There is no appeal from a refusal to issue or grant a writ of habeas corpus even after a hearing. Ex parte Moorehouse, 614 S.W.2d 450 (Tex.Cr.App.1981); Ex parte Hughes, 20 S.W.2d 1070 (Tex.Cr.App.1929); Ex parte Smith, 85 Tex.Cr.R. 649, 215 S.W. 299 (Tex.Cr.App.1919); Ex parte Blankenship, 57 S.W. 646, 647 (Tex.Cr.App.1900).
Even if it could be argued that this proceeding was appealable, neither this court nor the Court of Appeals has jurisdiction where no notice of appeal is given and there is no showing of good cause for the absence of such notice. Ex parte Mayes, 538 S.W.2d 637 (Tex.Cr.App.1976); Ex parte Weston, 556 S.W.2d 347 (Tex.Cr.App.1977); White v. State, 629 S.W.2d 262 (Tex.Cr.App.1982). See also Ex parte Sharp, 104 Tex.Cr.R. 563, 285 S.W. 1090 (Tex.Cr.App.1926); Ex parte Francis, 91 Tex.Cr.R. 398, 239 S.W. 957 (Tex.Cr.App.1922); Ex parte Cates, 89 Tex. Cr.R. 504, 231 S.W. 396 (Tex.Cr.App.1921).
It has now been made to appear that the order remanding appellant for extradition in cause no. 04-82-00105-CR in the San Antonio Court of Appeals was affirmed on January 26, 1983 and a motion for rehearing has not been filed. The question of bail pending appeal in said cause is now moot under any circumstances.

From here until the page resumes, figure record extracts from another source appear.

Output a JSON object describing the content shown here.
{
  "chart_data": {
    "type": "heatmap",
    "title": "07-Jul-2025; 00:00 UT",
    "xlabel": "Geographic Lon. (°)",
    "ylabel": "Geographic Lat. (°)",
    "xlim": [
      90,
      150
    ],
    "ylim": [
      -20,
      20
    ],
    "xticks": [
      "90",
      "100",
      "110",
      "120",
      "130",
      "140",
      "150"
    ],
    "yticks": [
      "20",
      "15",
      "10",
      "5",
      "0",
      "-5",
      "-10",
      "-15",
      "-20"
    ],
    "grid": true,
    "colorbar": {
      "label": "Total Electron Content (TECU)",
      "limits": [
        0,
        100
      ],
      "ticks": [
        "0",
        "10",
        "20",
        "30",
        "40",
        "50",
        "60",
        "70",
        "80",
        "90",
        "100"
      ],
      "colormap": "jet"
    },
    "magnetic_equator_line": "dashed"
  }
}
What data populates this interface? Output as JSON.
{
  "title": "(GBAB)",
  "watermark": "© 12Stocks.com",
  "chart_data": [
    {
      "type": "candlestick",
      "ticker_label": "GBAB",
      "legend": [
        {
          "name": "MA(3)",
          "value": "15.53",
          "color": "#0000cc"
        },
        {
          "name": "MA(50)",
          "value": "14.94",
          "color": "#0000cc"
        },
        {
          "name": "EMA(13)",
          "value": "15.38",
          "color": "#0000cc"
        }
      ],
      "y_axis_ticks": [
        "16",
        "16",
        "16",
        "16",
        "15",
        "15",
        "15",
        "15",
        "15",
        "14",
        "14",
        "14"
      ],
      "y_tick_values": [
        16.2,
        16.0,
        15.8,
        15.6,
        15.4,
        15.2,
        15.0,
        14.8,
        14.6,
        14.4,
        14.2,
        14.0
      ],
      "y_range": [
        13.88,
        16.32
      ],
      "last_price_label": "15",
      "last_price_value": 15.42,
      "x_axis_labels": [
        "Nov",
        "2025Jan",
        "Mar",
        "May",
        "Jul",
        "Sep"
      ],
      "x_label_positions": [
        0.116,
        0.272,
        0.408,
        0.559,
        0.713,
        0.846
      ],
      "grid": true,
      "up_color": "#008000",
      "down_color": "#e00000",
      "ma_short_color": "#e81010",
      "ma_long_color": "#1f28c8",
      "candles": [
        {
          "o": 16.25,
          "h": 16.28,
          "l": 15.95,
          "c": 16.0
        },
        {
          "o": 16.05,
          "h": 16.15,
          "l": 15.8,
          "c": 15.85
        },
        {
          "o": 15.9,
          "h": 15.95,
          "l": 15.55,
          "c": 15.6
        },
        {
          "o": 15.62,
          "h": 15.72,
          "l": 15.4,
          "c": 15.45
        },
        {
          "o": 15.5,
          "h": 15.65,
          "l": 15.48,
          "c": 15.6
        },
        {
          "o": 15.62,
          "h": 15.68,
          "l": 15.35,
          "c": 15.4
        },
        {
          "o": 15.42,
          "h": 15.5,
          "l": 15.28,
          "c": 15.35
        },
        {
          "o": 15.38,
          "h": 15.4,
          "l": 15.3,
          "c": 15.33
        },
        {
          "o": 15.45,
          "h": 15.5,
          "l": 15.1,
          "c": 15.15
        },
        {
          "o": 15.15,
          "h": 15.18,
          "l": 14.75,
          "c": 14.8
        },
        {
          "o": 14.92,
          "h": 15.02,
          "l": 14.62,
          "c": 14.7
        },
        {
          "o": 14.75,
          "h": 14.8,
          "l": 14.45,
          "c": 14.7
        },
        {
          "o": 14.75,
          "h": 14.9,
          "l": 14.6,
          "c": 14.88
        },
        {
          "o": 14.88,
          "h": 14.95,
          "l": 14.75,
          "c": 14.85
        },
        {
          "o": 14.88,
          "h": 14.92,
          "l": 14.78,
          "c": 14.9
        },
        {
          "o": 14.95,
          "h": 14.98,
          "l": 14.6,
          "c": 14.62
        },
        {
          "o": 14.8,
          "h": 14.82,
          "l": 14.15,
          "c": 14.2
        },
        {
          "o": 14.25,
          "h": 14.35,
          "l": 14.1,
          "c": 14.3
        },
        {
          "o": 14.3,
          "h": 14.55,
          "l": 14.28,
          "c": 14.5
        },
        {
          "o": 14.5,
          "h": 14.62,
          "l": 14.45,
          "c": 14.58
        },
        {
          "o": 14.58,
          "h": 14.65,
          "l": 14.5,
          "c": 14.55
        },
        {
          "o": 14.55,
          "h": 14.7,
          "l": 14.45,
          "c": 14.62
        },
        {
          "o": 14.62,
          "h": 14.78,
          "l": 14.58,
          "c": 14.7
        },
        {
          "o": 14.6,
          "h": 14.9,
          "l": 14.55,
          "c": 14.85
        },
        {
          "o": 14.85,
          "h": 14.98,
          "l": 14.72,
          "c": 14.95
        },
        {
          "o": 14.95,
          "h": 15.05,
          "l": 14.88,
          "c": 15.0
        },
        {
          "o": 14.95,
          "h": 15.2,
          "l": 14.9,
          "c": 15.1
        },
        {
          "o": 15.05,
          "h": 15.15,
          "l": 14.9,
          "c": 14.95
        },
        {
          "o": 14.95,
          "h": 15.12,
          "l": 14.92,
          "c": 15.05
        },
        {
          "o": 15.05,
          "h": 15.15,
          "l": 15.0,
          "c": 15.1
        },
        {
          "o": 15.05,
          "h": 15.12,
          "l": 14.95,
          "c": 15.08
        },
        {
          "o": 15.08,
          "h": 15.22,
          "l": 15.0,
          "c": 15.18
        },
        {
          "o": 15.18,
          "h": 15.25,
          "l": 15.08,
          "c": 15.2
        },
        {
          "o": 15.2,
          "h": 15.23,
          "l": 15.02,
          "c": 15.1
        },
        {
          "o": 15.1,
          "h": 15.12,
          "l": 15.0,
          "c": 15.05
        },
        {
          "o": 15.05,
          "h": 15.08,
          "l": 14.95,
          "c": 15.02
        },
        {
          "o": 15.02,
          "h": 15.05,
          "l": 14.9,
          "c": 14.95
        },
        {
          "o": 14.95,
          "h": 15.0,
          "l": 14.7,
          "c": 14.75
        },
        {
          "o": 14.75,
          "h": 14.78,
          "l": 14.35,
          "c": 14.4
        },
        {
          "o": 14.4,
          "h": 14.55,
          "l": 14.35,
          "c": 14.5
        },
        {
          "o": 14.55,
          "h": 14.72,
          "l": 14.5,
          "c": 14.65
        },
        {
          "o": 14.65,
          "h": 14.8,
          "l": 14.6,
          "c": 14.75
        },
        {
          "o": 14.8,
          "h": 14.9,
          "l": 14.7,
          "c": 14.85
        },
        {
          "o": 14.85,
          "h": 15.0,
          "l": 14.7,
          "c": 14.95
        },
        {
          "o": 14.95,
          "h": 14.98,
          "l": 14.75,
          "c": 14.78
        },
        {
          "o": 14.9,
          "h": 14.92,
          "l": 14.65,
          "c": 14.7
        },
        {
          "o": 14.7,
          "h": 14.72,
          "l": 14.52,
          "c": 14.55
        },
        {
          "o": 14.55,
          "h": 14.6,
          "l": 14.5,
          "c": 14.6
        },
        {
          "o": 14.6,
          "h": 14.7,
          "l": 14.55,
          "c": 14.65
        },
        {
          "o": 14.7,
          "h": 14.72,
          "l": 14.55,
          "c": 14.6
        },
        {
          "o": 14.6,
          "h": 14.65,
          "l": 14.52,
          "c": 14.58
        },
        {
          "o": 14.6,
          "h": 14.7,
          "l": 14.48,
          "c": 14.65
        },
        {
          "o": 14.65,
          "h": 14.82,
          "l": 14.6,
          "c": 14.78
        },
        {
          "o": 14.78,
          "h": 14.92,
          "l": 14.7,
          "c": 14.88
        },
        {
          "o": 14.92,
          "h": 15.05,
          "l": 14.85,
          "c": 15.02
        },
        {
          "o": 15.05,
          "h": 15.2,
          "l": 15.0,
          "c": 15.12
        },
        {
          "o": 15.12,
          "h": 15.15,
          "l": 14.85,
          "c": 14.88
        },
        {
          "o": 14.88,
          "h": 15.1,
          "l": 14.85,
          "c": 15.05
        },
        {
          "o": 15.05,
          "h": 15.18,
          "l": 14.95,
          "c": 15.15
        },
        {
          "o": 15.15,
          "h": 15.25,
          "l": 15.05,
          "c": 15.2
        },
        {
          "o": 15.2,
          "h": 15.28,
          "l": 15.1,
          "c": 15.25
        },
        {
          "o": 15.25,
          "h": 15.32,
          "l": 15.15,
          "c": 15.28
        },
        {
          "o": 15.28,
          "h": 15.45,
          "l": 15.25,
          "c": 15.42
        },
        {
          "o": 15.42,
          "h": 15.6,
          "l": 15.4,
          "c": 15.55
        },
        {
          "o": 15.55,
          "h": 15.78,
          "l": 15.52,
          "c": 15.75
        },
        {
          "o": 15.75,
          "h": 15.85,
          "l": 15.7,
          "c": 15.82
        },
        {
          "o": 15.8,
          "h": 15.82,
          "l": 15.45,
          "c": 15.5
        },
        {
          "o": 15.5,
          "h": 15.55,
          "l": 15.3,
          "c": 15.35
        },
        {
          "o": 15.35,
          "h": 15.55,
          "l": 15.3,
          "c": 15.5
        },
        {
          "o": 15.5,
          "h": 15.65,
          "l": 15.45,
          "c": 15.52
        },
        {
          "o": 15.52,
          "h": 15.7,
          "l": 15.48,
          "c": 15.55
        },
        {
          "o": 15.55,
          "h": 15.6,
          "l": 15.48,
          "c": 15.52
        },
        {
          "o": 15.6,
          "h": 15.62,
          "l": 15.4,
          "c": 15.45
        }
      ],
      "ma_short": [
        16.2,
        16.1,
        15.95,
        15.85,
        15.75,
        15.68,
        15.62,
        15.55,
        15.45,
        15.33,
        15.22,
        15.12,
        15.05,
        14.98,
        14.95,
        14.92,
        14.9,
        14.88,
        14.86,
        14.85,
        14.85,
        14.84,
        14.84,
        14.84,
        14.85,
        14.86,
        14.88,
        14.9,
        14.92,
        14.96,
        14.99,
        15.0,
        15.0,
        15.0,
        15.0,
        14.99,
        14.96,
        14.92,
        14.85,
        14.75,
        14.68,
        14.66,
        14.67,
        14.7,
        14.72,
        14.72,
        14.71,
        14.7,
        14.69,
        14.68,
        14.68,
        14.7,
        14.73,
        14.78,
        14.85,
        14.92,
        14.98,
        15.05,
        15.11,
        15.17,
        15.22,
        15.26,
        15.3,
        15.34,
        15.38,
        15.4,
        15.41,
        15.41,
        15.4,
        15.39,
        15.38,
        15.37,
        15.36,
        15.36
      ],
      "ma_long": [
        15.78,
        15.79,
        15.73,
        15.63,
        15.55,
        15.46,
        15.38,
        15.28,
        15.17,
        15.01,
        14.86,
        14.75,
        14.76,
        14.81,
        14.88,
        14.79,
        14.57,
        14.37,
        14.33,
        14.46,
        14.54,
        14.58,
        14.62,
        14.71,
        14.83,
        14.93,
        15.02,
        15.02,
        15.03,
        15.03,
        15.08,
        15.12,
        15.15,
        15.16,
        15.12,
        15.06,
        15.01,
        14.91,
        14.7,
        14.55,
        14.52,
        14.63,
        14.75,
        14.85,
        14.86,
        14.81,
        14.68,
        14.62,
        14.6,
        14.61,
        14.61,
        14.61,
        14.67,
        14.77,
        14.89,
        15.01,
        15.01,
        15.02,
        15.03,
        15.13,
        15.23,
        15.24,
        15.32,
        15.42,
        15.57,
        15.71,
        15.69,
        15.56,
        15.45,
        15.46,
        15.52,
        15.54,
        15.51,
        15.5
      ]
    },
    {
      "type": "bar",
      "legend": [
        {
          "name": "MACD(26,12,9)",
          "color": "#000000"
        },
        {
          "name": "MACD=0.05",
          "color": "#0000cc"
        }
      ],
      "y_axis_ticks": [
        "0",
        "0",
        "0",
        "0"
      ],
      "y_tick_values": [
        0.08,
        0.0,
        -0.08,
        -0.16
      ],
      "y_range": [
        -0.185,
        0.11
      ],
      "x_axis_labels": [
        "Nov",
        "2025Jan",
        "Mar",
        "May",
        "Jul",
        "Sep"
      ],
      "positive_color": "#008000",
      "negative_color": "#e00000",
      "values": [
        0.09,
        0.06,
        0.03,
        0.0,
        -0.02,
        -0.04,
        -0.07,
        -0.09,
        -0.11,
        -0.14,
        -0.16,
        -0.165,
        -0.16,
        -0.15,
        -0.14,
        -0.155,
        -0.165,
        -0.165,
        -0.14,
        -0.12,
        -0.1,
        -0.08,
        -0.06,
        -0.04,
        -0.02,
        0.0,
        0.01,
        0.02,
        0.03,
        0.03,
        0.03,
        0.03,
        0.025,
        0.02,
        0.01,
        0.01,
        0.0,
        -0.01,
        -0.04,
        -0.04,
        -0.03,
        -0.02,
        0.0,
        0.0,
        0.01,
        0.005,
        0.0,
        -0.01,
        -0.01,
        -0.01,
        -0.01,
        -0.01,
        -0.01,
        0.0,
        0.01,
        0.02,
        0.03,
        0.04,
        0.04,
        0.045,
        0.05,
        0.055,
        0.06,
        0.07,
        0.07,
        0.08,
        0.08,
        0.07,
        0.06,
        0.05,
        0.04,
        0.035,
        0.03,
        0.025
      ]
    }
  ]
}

The judgment of the Court of Appeals is reversed and the appeal is dismissed.
ODOM, J., concurs in the dismissal.
CLINTON, Judge concurring.
January 26, 1983, we granted appellant‘s petition for discretionary review, prepared and filed by an attorney; given the nature of the proceeding, we also indicated disposition of the cause was to be expedited. In that spirit the cause was promptly submitted and a proposed opinion circulated two weeks thereafter, granting a measure of relief to applicant: a hearing in the trial court for the purpose of fixing bail pending appeal of the order remanding him to custody in the underlying extradition matter.
Notwithstanding that the Court of Appeals characterized the cause before it as “an appeal from the trial court‘s denial of bail pending the disposition of the appeal,” considered the merits of the sole issue presented—deciding it erroneously—and then affirmed the “order of the trial court denying bail,” the Court now reverses the judgment below and dismisses the appeal on account of an inadequate record in this Court, and mootness.
An overwhelming majority of this Court believed from the outset that the opinion and judgment of the Court of Appeals are wrong1 and that applicant was entitled to a hearing on his petition for reasonable bail pending appeal.2 But while we debated, this applicant continued to languish in the Bexar County Jail until ultimately the Court of Appeals affirmed the habeas court‘s order in the primary extradition proceeding. The Great Writ promises that kind of injustice need not be suffered by any citizen. We have here breached the promise and allowed the matter to become moot.
Because there is now nothing to decide, I concur in the dismissal.
TEAGUE, MILLER and CAMPBELL, JJ., join.
MILLER, Judge, dissenting.
I concur with Judge Clinton that this writ should be remanded to the trial court for a hearing to set bail but I would do so after considering the “appeal” from denial of the issuance of a writ of habeas corpus as an original proceeding in the court of criminal appeals. See Ex parte Sheppard, 548 S.W.2d 414 (Tex.Cr.App.1977). It is apparent that appellant is not seeking to avoid available local relief but has, in fact, exhausted all of his remedies in the lower courts.